Thanks to the resurrection, our daily work has eternal significance. In 1 Corinthians 15:58, at the conclusion of the great chapter on the resurrection of the body, Paul writes ‘Therefore, my beloved brothers, be steadfast, immovable, always abounding in the work of the Lord, knowing that in the Lord your labor is not in vain.’ We are inclined to think that the expression ‘in the Lord’ refers only to ‘church work’, but Paul knew of no such concept. All the work of Christians (paid, volunteer, in the home etc.) is done ‘in the Lord’, just as we are ‘in Christ’ all the time, not just when we are doing ‘church work’. Thus Paul is saying our work has eternal significance. Francis Schaeffer once wrote: ‘Contrary to what people say — that you can’t take anything with you — yes, you do take your work with you. It’s a biblical teaching, that what you do matters and will continue on into eternity — building houses, walls, and hiking paths and the whole of human existence. You live with energy.
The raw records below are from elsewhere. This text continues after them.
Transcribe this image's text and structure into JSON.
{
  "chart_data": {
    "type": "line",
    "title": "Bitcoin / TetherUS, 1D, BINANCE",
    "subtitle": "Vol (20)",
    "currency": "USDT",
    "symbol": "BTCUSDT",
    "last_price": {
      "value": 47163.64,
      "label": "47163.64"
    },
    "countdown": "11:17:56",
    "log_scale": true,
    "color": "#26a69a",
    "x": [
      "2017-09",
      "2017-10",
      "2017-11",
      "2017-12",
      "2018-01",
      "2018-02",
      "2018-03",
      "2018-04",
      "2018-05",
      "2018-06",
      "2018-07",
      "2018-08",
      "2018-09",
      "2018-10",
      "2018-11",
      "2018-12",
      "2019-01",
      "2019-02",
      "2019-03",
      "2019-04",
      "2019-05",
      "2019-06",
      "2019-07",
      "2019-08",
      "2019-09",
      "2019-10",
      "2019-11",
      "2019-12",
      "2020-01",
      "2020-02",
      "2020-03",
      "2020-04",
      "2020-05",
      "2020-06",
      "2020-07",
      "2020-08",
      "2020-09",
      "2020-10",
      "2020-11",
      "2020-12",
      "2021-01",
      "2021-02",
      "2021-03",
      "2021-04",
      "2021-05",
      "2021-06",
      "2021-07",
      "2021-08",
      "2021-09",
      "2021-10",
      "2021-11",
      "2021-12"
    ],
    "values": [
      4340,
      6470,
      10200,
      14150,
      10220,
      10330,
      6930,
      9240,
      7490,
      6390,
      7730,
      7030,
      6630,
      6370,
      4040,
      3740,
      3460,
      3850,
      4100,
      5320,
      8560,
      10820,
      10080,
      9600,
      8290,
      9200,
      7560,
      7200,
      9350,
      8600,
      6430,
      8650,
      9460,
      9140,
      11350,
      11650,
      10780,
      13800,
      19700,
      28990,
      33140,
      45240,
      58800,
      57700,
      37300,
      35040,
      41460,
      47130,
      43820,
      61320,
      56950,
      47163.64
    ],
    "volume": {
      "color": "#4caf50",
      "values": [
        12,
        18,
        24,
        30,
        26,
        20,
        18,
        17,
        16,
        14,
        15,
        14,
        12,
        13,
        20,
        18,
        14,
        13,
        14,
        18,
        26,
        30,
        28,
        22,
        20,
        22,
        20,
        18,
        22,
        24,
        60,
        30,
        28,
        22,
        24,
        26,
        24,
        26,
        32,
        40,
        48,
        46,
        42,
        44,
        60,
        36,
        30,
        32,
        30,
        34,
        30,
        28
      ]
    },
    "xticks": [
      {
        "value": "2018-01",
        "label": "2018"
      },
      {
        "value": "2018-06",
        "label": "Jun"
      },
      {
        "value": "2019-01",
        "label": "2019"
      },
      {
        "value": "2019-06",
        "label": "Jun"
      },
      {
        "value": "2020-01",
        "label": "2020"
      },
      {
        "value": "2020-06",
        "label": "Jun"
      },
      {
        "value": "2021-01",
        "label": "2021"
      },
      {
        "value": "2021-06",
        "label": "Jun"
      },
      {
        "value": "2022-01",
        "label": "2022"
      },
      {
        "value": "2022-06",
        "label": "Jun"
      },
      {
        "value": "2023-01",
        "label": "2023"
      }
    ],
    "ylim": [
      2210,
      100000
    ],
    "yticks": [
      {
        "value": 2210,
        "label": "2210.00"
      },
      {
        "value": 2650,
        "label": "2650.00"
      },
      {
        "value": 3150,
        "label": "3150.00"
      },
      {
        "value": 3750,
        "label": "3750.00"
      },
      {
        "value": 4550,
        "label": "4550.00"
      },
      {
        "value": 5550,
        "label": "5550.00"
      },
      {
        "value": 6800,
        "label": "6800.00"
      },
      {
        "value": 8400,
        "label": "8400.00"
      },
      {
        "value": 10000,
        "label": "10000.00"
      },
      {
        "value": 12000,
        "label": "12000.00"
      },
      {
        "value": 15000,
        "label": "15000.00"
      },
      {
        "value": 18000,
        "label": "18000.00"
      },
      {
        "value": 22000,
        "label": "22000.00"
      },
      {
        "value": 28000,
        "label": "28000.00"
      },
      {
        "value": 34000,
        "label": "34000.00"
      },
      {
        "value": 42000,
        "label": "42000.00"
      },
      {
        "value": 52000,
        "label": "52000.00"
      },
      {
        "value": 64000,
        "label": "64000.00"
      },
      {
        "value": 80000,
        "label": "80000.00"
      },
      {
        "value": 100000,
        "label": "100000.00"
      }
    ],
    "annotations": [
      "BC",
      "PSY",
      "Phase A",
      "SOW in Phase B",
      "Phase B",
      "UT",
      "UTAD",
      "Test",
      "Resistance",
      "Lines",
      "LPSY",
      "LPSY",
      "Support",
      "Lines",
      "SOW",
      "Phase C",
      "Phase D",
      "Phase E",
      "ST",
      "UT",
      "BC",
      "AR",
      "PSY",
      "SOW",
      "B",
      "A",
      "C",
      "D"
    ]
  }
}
Tom Wright in ‘Surprised by Hope’ writes ‘What you do with your body in the present — by painting, preaching, singing sewing, praying, teaching, building hospitals, digging wells, campaigning for justice, writing poems, caring for the needy, loving your neighbour as yourself — will last into God’s future’. 

And Miroslav Volf writes: ‘the noble products of human ingenuity will be cleansed from impurity, perfected and transfigured, to become part of God’s new creation.’ It is easy to see the profound effect this view could have on our daily work. The belief that one’s work can have eternal significance in its contribution to humankind and God’s creation is transformative.